While in Kenya she worked with youth programs and later she would concentrate on working with street children.
She is the first one to admit that clearly Africans do not need guidance from Europeans and that in fact, Africans have tougher survival aptitude than their counterparts in Europe or America considering the hard life they face on a daily basis. Africa was her calling. She had to go there.
It was during her encounter with street children in Kenya that she started to learn Swahili. Her interest grew when she returned to Paris. She enrolled in a Swahili teaching institute and later pursued a PhD in “Sheng”, a slang based Swahili originating in Kenya . And, of course, with a PhD, she could now teach anyone how to speak Swahili. She is fluent in Swahili, English, French and a little bit of Arabic.
She was asked, “Of all languages that you know, why Swahili?”
She said, “ This was to show Africa in a positive light”. She admits that it would have been easy for her to teach French, but feels that the colonial and imperialistic past associated with the French in Africa would not encourage people’s intercultural understanding and commitment to peace and justice. I think she has a good point. She is also very quick to point out the importance of Swahili as a language in the world noting that not only do over 100 million people in the world speak it, but it is taught in over 100 universities in the world. Her mission to teach Swahili to the world has landed her assignments including a two-year stint in Paris and over three years in Ghana.
What is impressive about Aurelia’s immersion in the Swahili culture is her commitment not to use Africa as a place to acquire another entry on her already impressive resume, but to make Africa her home. It was refreshing to find a European who lives in Africa and goes to Europe for a summer vacation.
I was also curious why Ghanaians were interested in Swahili.

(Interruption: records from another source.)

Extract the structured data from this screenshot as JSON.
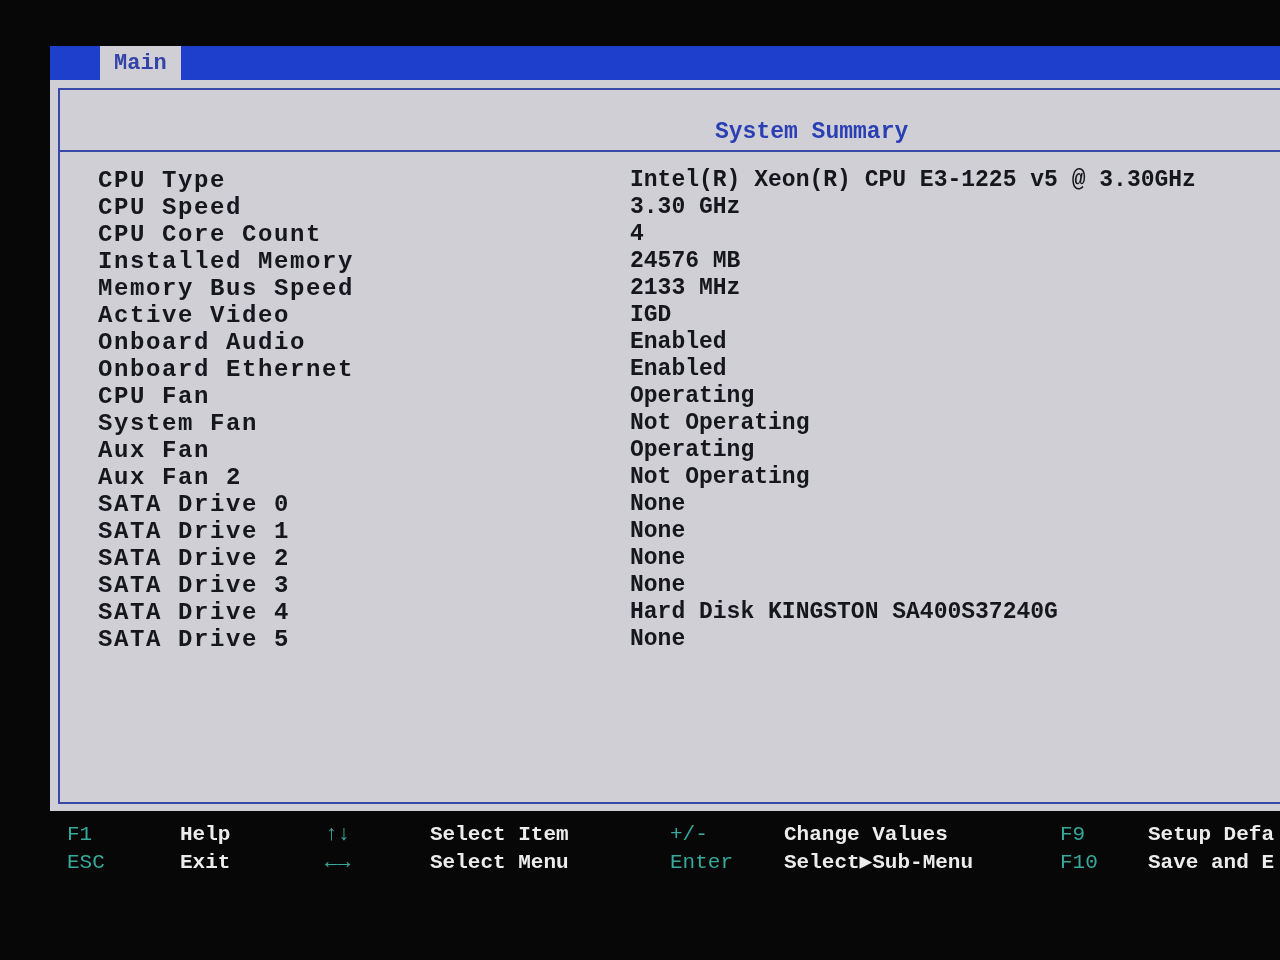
{
  "tabs": [
    {
      "label": "Main",
      "selected": true
    }
  ],
  "section_title": "System Summary",
  "rows": [
    {
      "label": "CPU Type",
      "value": "Intel(R) Xeon(R) CPU E3-1225 v5 @ 3.30GHz"
    },
    {
      "label": "CPU Speed",
      "value": "3.30 GHz"
    },
    {
      "label": "CPU Core Count",
      "value": "4"
    },
    {
      "label": "Installed Memory",
      "value": "24576 MB"
    },
    {
      "label": "Memory Bus Speed",
      "value": "2133 MHz"
    },
    {
      "label": "Active Video",
      "value": "IGD"
    },
    {
      "label": "Onboard Audio",
      "value": "Enabled"
    },
    {
      "label": "Onboard Ethernet",
      "value": "Enabled"
    },
    {
      "label": "CPU Fan",
      "value": "Operating"
    },
    {
      "label": "System Fan",
      "value": "Not Operating"
    },
    {
      "label": "Aux Fan",
      "value": "Operating"
    },
    {
      "label": "Aux Fan 2",
      "value": "Not Operating"
    },
    {
      "label": "SATA Drive 0",
      "value": "None"
    },
    {
      "label": "SATA Drive 1",
      "value": "None"
    },
    {
      "label": "SATA Drive 2",
      "value": "None"
    },
    {
      "label": "SATA Drive 3",
      "value": "None"
    },
    {
      "label": "SATA Drive 4",
      "value": "Hard Disk KINGSTON SA400S37240G"
    },
    {
      "label": "SATA Drive 5",
      "value": "None"
    }
  ],
  "help_bar": [
    {
      "items": [
        {
          "key": "F1",
          "action": "Help"
        },
        {
          "key": "ESC",
          "action": "Exit"
        }
      ]
    },
    {
      "items": [
        {
          "key": "↑↓",
          "action": "Select Item"
        },
        {
          "key": "←→",
          "action": "Select Menu"
        }
      ]
    },
    {
      "items": [
        {
          "key": "+/-",
          "action": "Change Values"
        },
        {
          "key": "Enter",
          "action": "Select▶Sub-Menu"
        }
      ]
    },
    {
      "items": [
        {
          "key": "F9",
          "action": "Setup Defa"
        },
        {
          "key": "F10",
          "action": "Save and E"
        }
      ]
    }
  ]
}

She said some students take the course as a ploy to get into a second year of the Bachelor’s program, but those who decide to pursue Swahili end up at the University of Dar-Es-Salaam in Tanzania, where they pursue higher levels of Swahili language. Ghana has 70 other native languages and English remains the official language.
In her linguistic studies, she has written a book about the “sheng” Swahili dialect from Kenya and is now working on a book about Swahili in the Democratic Republic of Congo.

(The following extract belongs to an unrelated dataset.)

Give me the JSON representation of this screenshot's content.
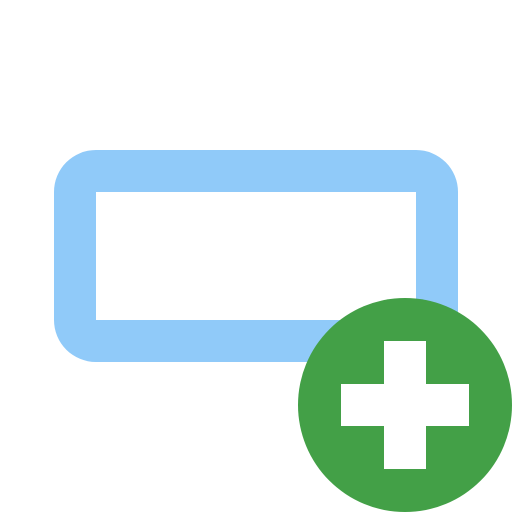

But it was her Swahili/French instructional book called “Swahili Bila Mipaka” – or “Swahili Without Borders” that caught our attention.
It is a manual that uses the communicative approach, which is a modern method in language teaching and learning, where the communication and the culture take an important part in the learning process.

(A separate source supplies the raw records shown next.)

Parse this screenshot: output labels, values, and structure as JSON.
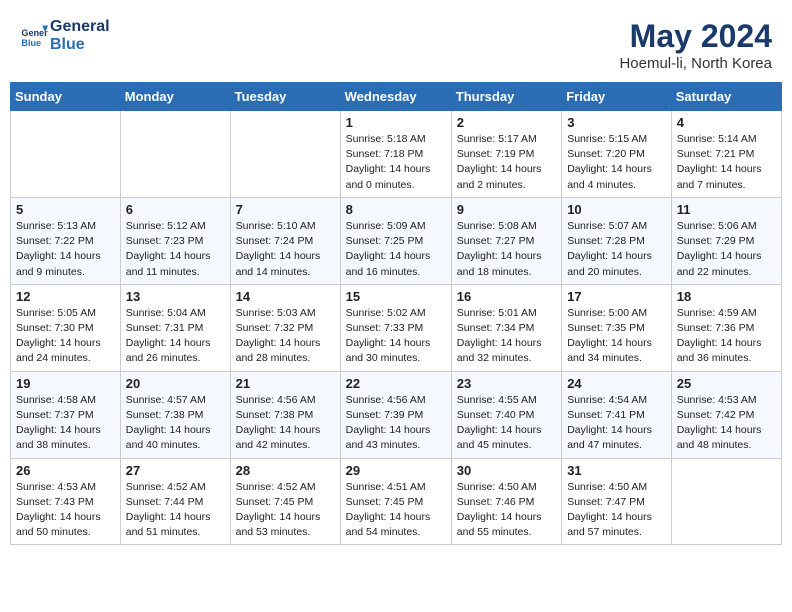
{
  "header": {
    "logo_line1": "General",
    "logo_line2": "Blue",
    "main_title": "May 2024",
    "subtitle": "Hoemul-li, North Korea"
  },
  "weekdays": [
    "Sunday",
    "Monday",
    "Tuesday",
    "Wednesday",
    "Thursday",
    "Friday",
    "Saturday"
  ],
  "weeks": [
    [
      {
        "day": "",
        "info": ""
      },
      {
        "day": "",
        "info": ""
      },
      {
        "day": "",
        "info": ""
      },
      {
        "day": "1",
        "info": "Sunrise: 5:18 AM\nSunset: 7:18 PM\nDaylight: 14 hours\nand 0 minutes."
      },
      {
        "day": "2",
        "info": "Sunrise: 5:17 AM\nSunset: 7:19 PM\nDaylight: 14 hours\nand 2 minutes."
      },
      {
        "day": "3",
        "info": "Sunrise: 5:15 AM\nSunset: 7:20 PM\nDaylight: 14 hours\nand 4 minutes."
      },
      {
        "day": "4",
        "info": "Sunrise: 5:14 AM\nSunset: 7:21 PM\nDaylight: 14 hours\nand 7 minutes."
      }
    ],
    [
      {
        "day": "5",
        "info": "Sunrise: 5:13 AM\nSunset: 7:22 PM\nDaylight: 14 hours\nand 9 minutes."
      },
      {
        "day": "6",
        "info": "Sunrise: 5:12 AM\nSunset: 7:23 PM\nDaylight: 14 hours\nand 11 minutes."
      },
      {
        "day": "7",
        "info": "Sunrise: 5:10 AM\nSunset: 7:24 PM\nDaylight: 14 hours\nand 14 minutes."
      },
      {
        "day": "8",
        "info": "Sunrise: 5:09 AM\nSunset: 7:25 PM\nDaylight: 14 hours\nand 16 minutes."
      },
      {
        "day": "9",
        "info": "Sunrise: 5:08 AM\nSunset: 7:27 PM\nDaylight: 14 hours\nand 18 minutes."
      },
      {
        "day": "10",
        "info": "Sunrise: 5:07 AM\nSunset: 7:28 PM\nDaylight: 14 hours\nand 20 minutes."
      },
      {
        "day": "11",
        "info": "Sunrise: 5:06 AM\nSunset: 7:29 PM\nDaylight: 14 hours\nand 22 minutes."
      }
    ],
    [
      {
        "day": "12",
        "info": "Sunrise: 5:05 AM\nSunset: 7:30 PM\nDaylight: 14 hours\nand 24 minutes."
      },
      {
        "day": "13",
        "info": "Sunrise: 5:04 AM\nSunset: 7:31 PM\nDaylight: 14 hours\nand 26 minutes."
      },
      {
        "day": "14",
        "info": "Sunrise: 5:03 AM\nSunset: 7:32 PM\nDaylight: 14 hours\nand 28 minutes."
      },
      {
        "day": "15",
        "info": "Sunrise: 5:02 AM\nSunset: 7:33 PM\nDaylight: 14 hours\nand 30 minutes."
      },
      {
        "day": "16",
        "info": "Sunrise: 5:01 AM\nSunset: 7:34 PM\nDaylight: 14 hours\nand 32 minutes."
      },
      {
        "day": "17",
        "info": "Sunrise: 5:00 AM\nSunset: 7:35 PM\nDaylight: 14 hours\nand 34 minutes."
      },
      {
        "day": "18",
        "info": "Sunrise: 4:59 AM\nSunset: 7:36 PM\nDaylight: 14 hours\nand 36 minutes."
      }
    ],
    [
      {
        "day": "19",
        "info": "Sunrise: 4:58 AM\nSunset: 7:37 PM\nDaylight: 14 hours\nand 38 minutes."
      },
      {
        "day": "20",
        "info": "Sunrise: 4:57 AM\nSunset: 7:38 PM\nDaylight: 14 hours\nand 40 minutes."
      },
      {
        "day": "21",
        "info": "Sunrise: 4:56 AM\nSunset: 7:38 PM\nDaylight: 14 hours\nand 42 minutes."
      },
      {
        "day": "22",
        "info": "Sunrise: 4:56 AM\nSunset: 7:39 PM\nDaylight: 14 hours\nand 43 minutes."
      },
      {
        "day": "23",
        "info": "Sunrise: 4:55 AM\nSunset: 7:40 PM\nDaylight: 14 hours\nand 45 minutes."
      },
      {
        "day": "24",
        "info": "Sunrise: 4:54 AM\nSunset: 7:41 PM\nDaylight: 14 hours\nand 47 minutes."
      },
      {
        "day": "25",
        "info": "Sunrise: 4:53 AM\nSunset: 7:42 PM\nDaylight: 14 hours\nand 48 minutes."
      }
    ],
    [
      {
        "day": "26",
        "info": "Sunrise: 4:53 AM\nSunset: 7:43 PM\nDaylight: 14 hours\nand 50 minutes."
      },
      {
        "day": "27",
        "info": "Sunrise: 4:52 AM\nSunset: 7:44 PM\nDaylight: 14 hours\nand 51 minutes."
      },
      {
        "day": "28",
        "info": "Sunrise: 4:52 AM\nSunset: 7:45 PM\nDaylight: 14 hours\nand 53 minutes."
      },
      {
        "day": "29",
        "info": "Sunrise: 4:51 AM\nSunset: 7:45 PM\nDaylight: 14 hours\nand 54 minutes."
      },
      {
        "day": "30",
        "info": "Sunrise: 4:50 AM\nSunset: 7:46 PM\nDaylight: 14 hours\nand 55 minutes."
      },
      {
        "day": "31",
        "info": "Sunrise: 4:50 AM\nSunset: 7:47 PM\nDaylight: 14 hours\nand 57 minutes."
      },
      {
        "day": "",
        "info": ""
      }
    ]
  ]
}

The emphasis is on the meaning. The communicative approach gives great importance to the diversity: diversity of types of interaction, diversity of exercises and diversity of subjects.
The data used is authentic data like advertisings, spontaneous conversations and written material. For each lesson, there is a transcription of a conversation.
The manual caught our attention because Aurelia expressed interest in using our film Bongoland 2 as part of conversation transcripts in the manual. After students listen to these conversations, they then go through a series of exercises for comprehension.
Naturally, we were curious why she chose Bongoland 2 to be included in her instructional book. She said, “Other films in Swahili languages concentrated more about the story itself but Bongoland 2gives so many aspects of Swahili culture – the relation between men and women, social organization and the daily life.”
She adds “For instance, we always see on the news that Africans try to run away from Africa, but this film shows us something different and more realistic. There are so many interesting initiatives going on in Africa
We learn so much in this film, to watch this film is like a linguistic and cultural immersion in Tanzania!”
As a French/African woman, Aurelia stands out as a woman on a mission to do good in the world. Her early exposure to the world influenced her not only to see other people as equals, she even took steps to becoming one of them. We can all learn from this great teacher. To see people for who they are, their culture, their feelings and know how they communicate. Isn’t this a simple formula for world peace and understanding? We think so.